The other accused are former CFO Vadlamani Srinivas, PW auditors S Gopalakrishnan and Talluri Srinivas, Satyam vice president G Ramakrishna, senior finance manager D Venkatapathi Raju, and assistance finance manager Ch Srisailam.
All the nine accused have been charged with offences of criminal conspiracy, cheating, impersonation, forgery of valuable security, forgery for the purpose of cheating, showing forged documents as genuine, falsification of accounts and causing disappearance of evidence. The sections it invoked forthis are 120-B read with 420, 419,467, 468, 471, 477-A and 201 of IPC. If proven, the charge under section 467 alone would impose life imprisonment on the accused while the punishment for remaining charges may vary between two to seven years in jail.
The charge sheet did not touch the area of diversion of funds by the Raju brothers or anyone else. “We could not come to any conclusion so far on this aspect. If we arrive at a definite conclusion in further investigations, we will file a supplementary charge sheet,” CBI DIG V V Lakshmi Narayana told HNN.
Interestingly, the CBI left out D Gopalakrishnam Raju, general manager of SRSR Services Ltd, who had also been arrested by the CID in connection with the Satyam case, on the grounds that no incriminating evidence was found on him. Sources said he is likely to turn an approver at a later stage.
Addressing the media after submitting the charge sheet, DIG Lakshmi Narayana said as of now, this is the final charge sheet. “However, investigation by the agency is still continuing and if there is any new evidence, we would file the same in the form of an additional affidavit under 173 (8) of the CrPC in the coming days,” the DIG said.
The filing of the charge sheet would not offer any immediate relief to the accused as the prosecution sources made it clear that the actual trial would commence after some time. “There are several stages still left and we will continue to oppose the bail pleas of the accused,” the sources said.
The CBI, which took over the case from the CID on February 20, 40 days after the scam broke out, is under a legal obligation to file the charge sheet before the expiry of the statutory 90 days time limit. After taking over the case, the CBI filed the charge sheet in 45 days.
The agency brought all the documents pertaining to the Satyam case in a closed van to the CBI court. This included a 300-page charge sheet, citation of 433 witnesses and 1,532 additional documents spread over 65,000 pages, weighing 22 tonnes in all.
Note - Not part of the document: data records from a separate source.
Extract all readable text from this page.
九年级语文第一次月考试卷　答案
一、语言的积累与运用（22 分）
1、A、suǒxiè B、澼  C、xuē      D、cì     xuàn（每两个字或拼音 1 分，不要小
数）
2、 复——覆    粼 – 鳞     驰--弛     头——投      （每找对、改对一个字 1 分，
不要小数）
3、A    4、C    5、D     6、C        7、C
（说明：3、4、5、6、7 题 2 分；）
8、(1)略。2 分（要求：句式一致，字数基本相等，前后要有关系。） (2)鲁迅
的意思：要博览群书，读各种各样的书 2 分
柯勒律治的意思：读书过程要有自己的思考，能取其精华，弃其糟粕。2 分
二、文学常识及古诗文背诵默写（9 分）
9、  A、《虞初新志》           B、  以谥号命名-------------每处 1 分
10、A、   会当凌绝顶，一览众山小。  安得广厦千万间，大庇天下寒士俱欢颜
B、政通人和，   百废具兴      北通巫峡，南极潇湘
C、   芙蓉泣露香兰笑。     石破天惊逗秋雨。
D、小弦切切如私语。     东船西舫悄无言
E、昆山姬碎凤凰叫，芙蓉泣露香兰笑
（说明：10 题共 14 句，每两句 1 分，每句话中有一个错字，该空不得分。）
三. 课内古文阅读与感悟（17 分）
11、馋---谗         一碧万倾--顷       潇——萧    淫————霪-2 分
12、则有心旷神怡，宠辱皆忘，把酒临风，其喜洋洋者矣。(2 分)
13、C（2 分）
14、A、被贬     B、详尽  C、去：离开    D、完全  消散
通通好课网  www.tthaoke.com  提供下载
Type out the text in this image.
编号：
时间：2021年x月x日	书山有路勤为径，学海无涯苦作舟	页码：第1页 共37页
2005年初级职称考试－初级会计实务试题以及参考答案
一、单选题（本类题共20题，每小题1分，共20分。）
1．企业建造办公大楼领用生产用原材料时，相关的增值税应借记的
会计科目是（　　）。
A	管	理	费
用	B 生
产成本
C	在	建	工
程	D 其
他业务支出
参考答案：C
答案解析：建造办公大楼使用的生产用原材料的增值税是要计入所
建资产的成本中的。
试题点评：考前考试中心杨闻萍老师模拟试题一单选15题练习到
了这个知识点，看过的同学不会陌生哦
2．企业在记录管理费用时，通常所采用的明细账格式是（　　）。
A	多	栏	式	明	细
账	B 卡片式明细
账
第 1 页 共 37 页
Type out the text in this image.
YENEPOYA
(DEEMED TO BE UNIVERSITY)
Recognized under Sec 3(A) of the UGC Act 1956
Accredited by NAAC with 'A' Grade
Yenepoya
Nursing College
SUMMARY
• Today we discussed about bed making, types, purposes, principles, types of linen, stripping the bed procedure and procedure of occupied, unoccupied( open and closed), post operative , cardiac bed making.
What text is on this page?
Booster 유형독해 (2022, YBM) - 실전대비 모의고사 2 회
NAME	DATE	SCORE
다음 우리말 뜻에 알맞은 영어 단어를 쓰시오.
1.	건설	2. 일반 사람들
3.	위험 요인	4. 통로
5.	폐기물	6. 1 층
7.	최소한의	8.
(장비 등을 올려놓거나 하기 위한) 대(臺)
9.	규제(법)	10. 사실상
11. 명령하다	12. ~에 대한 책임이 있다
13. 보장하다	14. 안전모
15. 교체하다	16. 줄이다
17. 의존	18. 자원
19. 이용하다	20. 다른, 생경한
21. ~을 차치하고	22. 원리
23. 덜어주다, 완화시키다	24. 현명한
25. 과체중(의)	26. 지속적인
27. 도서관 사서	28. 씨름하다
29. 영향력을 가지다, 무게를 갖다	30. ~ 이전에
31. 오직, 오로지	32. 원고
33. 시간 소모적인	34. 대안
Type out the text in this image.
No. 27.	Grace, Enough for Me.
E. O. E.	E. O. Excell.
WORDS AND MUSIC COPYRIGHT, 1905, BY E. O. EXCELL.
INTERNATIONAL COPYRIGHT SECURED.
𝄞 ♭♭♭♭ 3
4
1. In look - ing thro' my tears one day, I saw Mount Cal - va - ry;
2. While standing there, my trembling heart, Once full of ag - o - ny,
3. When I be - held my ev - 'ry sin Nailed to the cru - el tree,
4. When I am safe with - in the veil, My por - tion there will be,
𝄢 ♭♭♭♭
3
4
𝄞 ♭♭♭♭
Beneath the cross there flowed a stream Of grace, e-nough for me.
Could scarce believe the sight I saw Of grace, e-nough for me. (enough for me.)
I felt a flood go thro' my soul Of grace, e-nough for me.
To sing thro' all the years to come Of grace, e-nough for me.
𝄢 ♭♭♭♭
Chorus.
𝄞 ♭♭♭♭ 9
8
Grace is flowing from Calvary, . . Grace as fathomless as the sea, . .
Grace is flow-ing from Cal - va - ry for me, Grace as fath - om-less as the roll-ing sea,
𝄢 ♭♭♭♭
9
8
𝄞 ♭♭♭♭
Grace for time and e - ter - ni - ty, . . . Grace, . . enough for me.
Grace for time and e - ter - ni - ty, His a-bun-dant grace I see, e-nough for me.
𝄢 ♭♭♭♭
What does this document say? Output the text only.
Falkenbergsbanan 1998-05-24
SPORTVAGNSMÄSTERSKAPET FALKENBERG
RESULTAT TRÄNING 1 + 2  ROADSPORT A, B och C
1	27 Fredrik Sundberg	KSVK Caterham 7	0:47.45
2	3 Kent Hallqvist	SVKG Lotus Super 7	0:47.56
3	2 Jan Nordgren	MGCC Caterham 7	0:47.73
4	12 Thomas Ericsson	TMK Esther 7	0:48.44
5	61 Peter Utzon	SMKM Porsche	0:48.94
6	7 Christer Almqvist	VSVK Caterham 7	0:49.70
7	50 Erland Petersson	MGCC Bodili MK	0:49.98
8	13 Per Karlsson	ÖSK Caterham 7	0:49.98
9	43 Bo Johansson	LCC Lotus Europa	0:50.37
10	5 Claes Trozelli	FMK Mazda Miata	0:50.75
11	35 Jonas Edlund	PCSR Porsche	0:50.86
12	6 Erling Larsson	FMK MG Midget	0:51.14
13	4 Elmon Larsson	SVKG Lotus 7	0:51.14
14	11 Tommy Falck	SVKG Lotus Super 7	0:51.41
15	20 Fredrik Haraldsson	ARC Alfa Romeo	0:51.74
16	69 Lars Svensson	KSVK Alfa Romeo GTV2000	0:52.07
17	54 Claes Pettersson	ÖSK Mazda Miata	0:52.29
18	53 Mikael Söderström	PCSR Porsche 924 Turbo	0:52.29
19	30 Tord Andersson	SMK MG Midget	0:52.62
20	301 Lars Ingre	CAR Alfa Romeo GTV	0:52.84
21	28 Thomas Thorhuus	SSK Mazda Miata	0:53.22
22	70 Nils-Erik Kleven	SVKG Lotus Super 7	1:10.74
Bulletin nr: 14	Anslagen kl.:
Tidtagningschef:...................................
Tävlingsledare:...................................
“We have covered areas like forgery, fictitious invoices and the loans arranged through 327 frontal companies floated by the accused and collected incriminating evidence against the accused,” Lakshmi Narayana said at the media briefing. In its charge sheet, the CBI has reportedly mentioned that the total value of the scam far exceeded the much publicised figure of Rs 7,000 crore.
Meanwhile, the court on Tuesday allowed the CBI sleuths to collect the specimen signatures and the handwritings of the accused before a magistrate before April 9.